Researchers at the Department of Information Processing Automation at Tomsk State University of Control Systems and Radioelectronics are building a pipeline for generating synthetic images to train neural networks. The project aims to make AI models far more resilient in real-world conditions.

From Scarcity to Abundance: Data Without Limits

Artificial intelligence already recognizes faces, controls drones, and helps diagnose disease. Yet behind these advances lies a fundamental vulnerability: neural networks are data-hungry. They require millions of labeled images for training, while collecting real-world data is expensive, labor-intensive, and often impossible. How can an algorithm learn to recognize industrial accidents if those events cannot be safely recreated in reality?

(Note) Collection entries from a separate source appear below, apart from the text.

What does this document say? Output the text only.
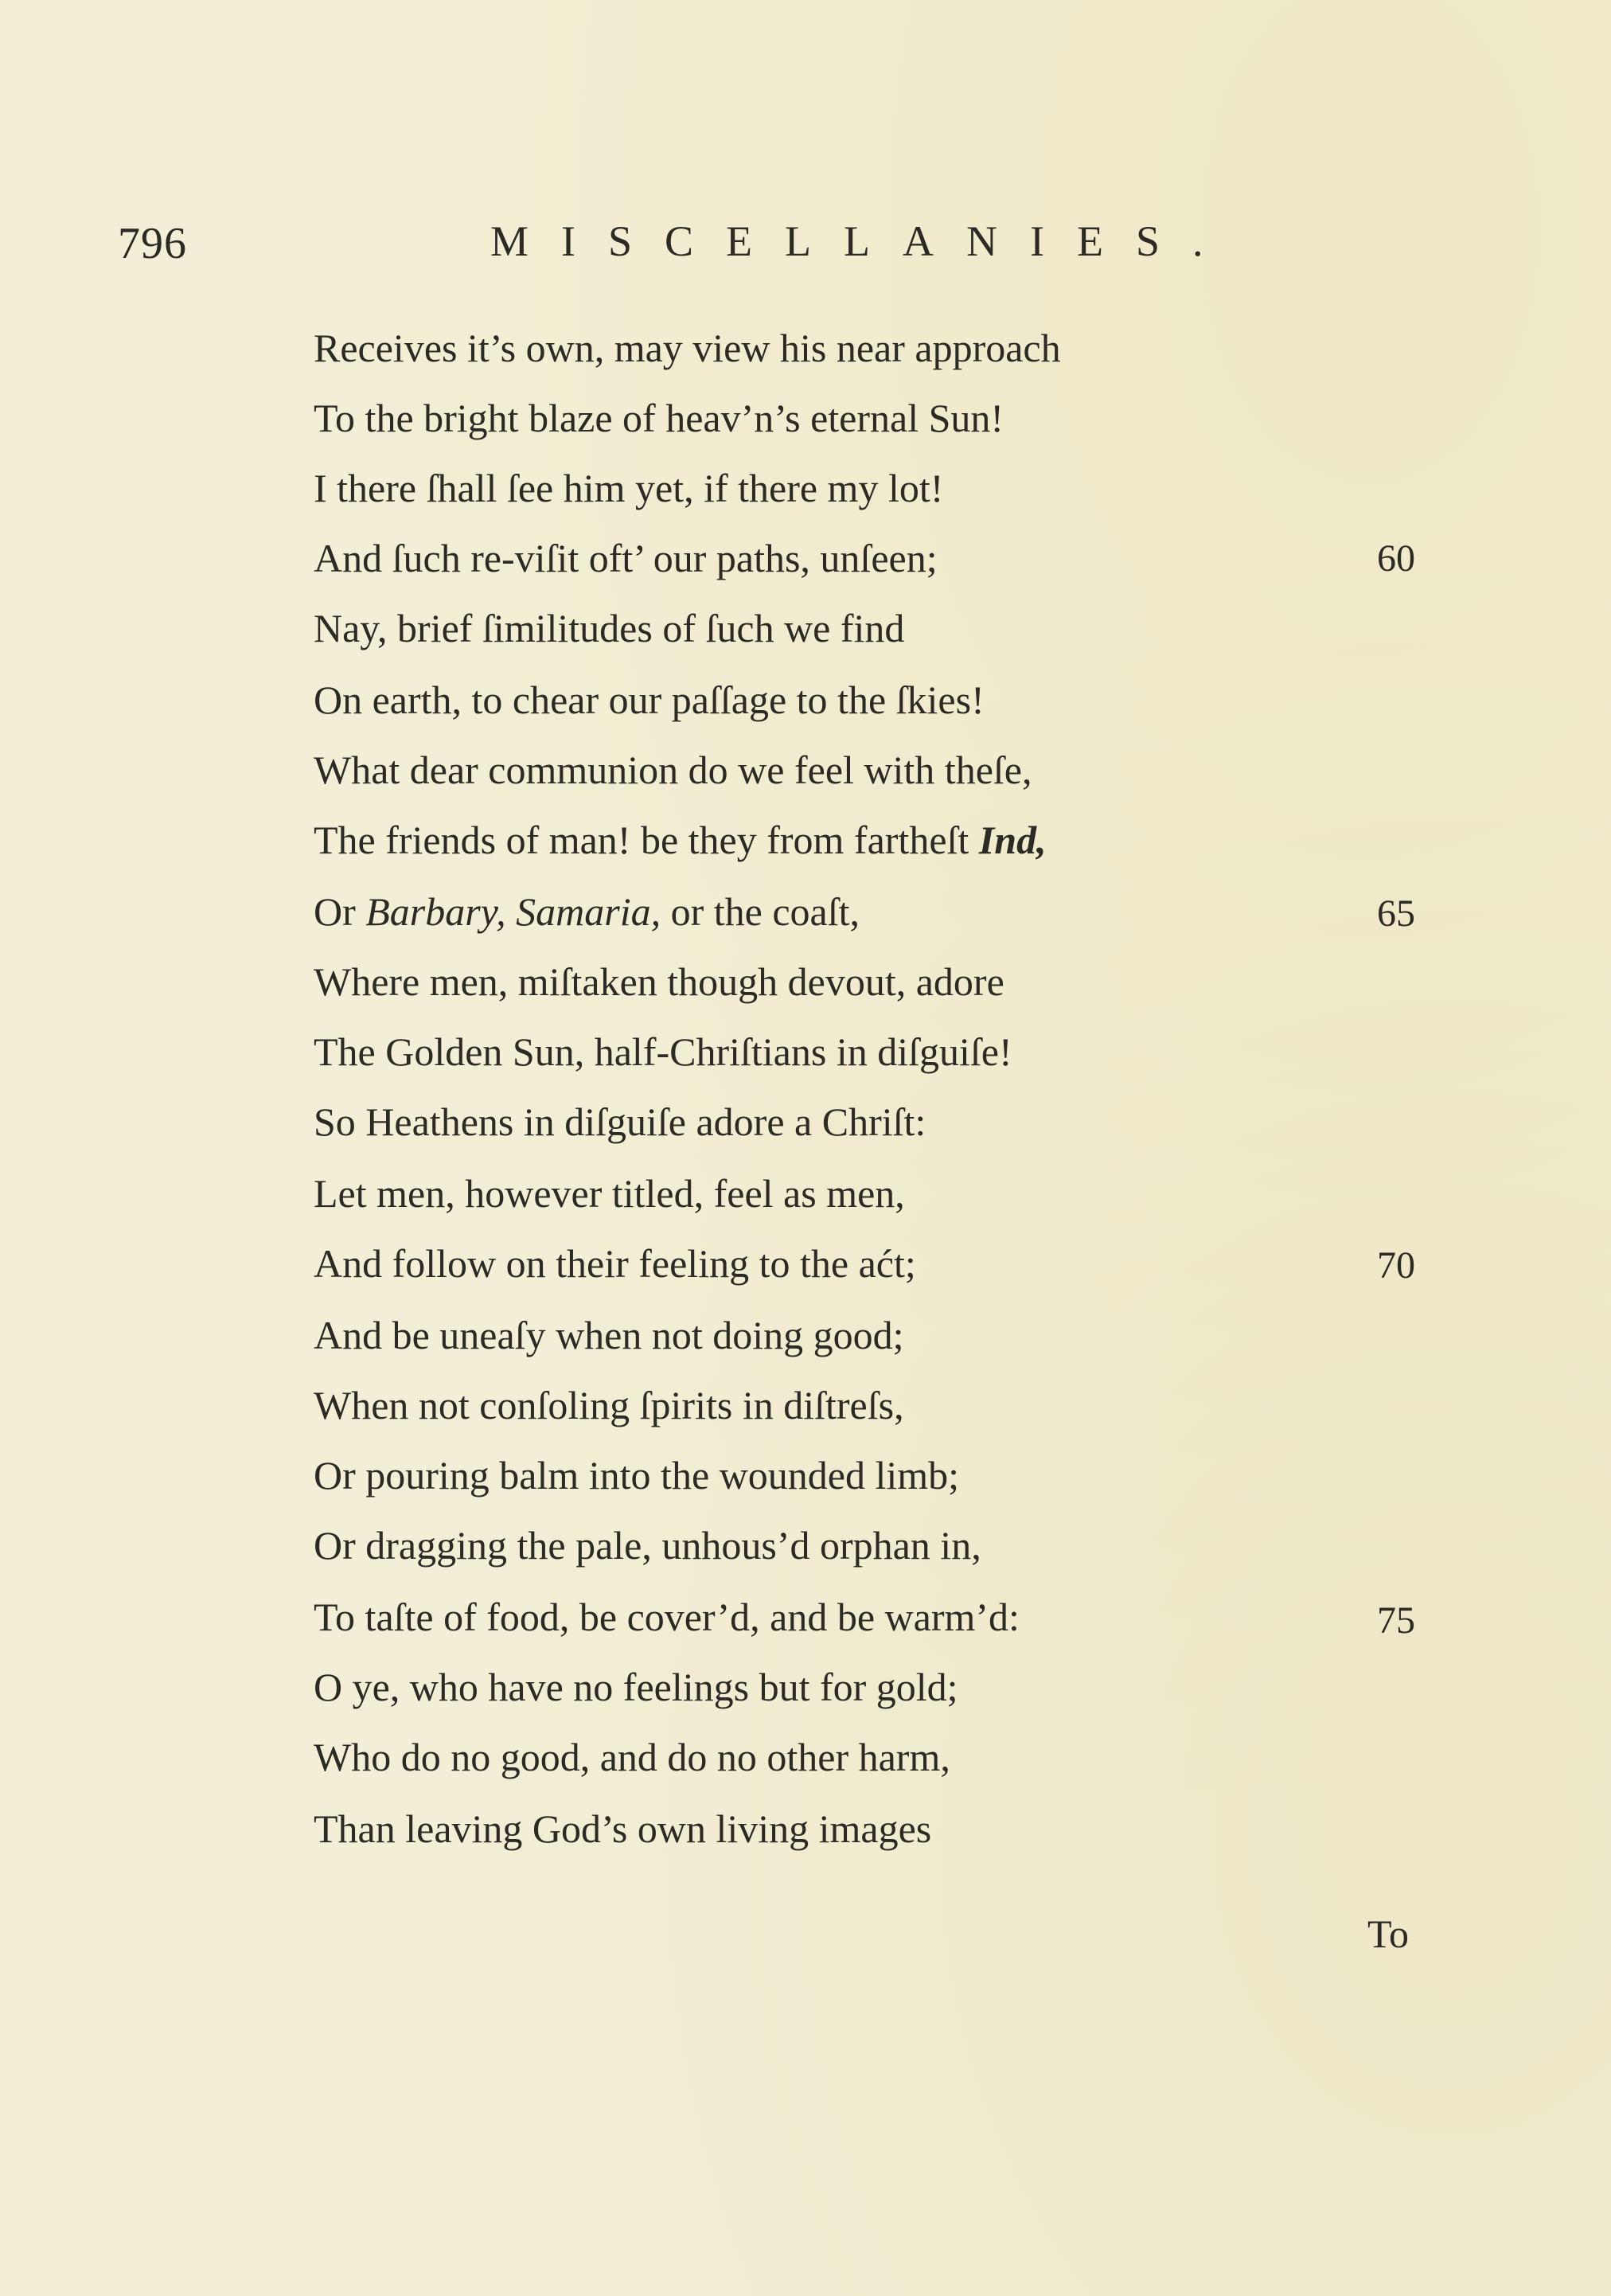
796	MISCELLANIES.
Receives it’s own, may view his near approach
To the bright blaze of heav’n’s eternal Sun!
I there ſhall ſee him yet, if there my lot!
And ſuch re-viſit oft’ our paths, unſeen;
Nay, brief ſimilitudes of ſuch we find
On earth, to chear our paſſage to the ſkies!
What dear communion do we feel with theſe,
The friends of man! be they from fartheſt Ind,
Or Barbary, Samaria, or the coaſt,
Where men, miſtaken though devout, adore
The Golden Sun, half-Chriſtians in diſguiſe!
So Heathens in diſguiſe adore a Chriſt:
Let men, however titled, feel as men,
And follow on their feeling to the aćt;
And be uneaſy when not doing good;
When not conſoling ſpirits in diſtreſs,
Or pouring balm into the wounded limb;
Or dragging the pale, unhous’d orphan in,
To taſte of food, be cover’d, and be warm’d:
O ye, who have no feelings but for gold;
Who do no good, and do no other harm,
Than leaving God’s own living images
60
65
70
75
To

The answer is emerging from Tomsk. Scientists at TUSUR are developing an “image factory” – a synthetic data pipeline that could reshape the rules of computer vision.

The Department of Information Processing Automation at TUSUR is creating a system for generating artificial images based on 3D models and game engines. The platform produces photorealistic scenes with predefined parameters such as camera angles, lighting, and weather conditions. This approach addresses three critical challenges at once: it eliminates data shortages for rare events, reduces reliance on foreign datasets, and increases the robustness of neural networks in real-world environments. Models trained only on “perfect” images often fail in the field. Synthetic data makes it possible to preemptively “vaccinate” algorithms against noise, shadows, and atypical scenarios.

Strategic Importance for Russia

The project goes well beyond an academic experiment. For Russia’s IT sector, it lays the groundwork for technological sovereignty in machine vision. Today, many Russian developers depend on datasets produced by Western corporations, a reliance that limits flexibility and creates risks under sanctions.

TUSUR’s image factory is forming the core of a national data ecosystem – a platform on which domestic AI solutions for industry, transport, and security can be built. For the education system, the project serves as a unique training ground. Students gain access to infrastructure comparable to that found only in leading global laboratories. This accelerates the development of a new generation of specialists who can design AI systems from the ground up, rather than simply apply existing tools.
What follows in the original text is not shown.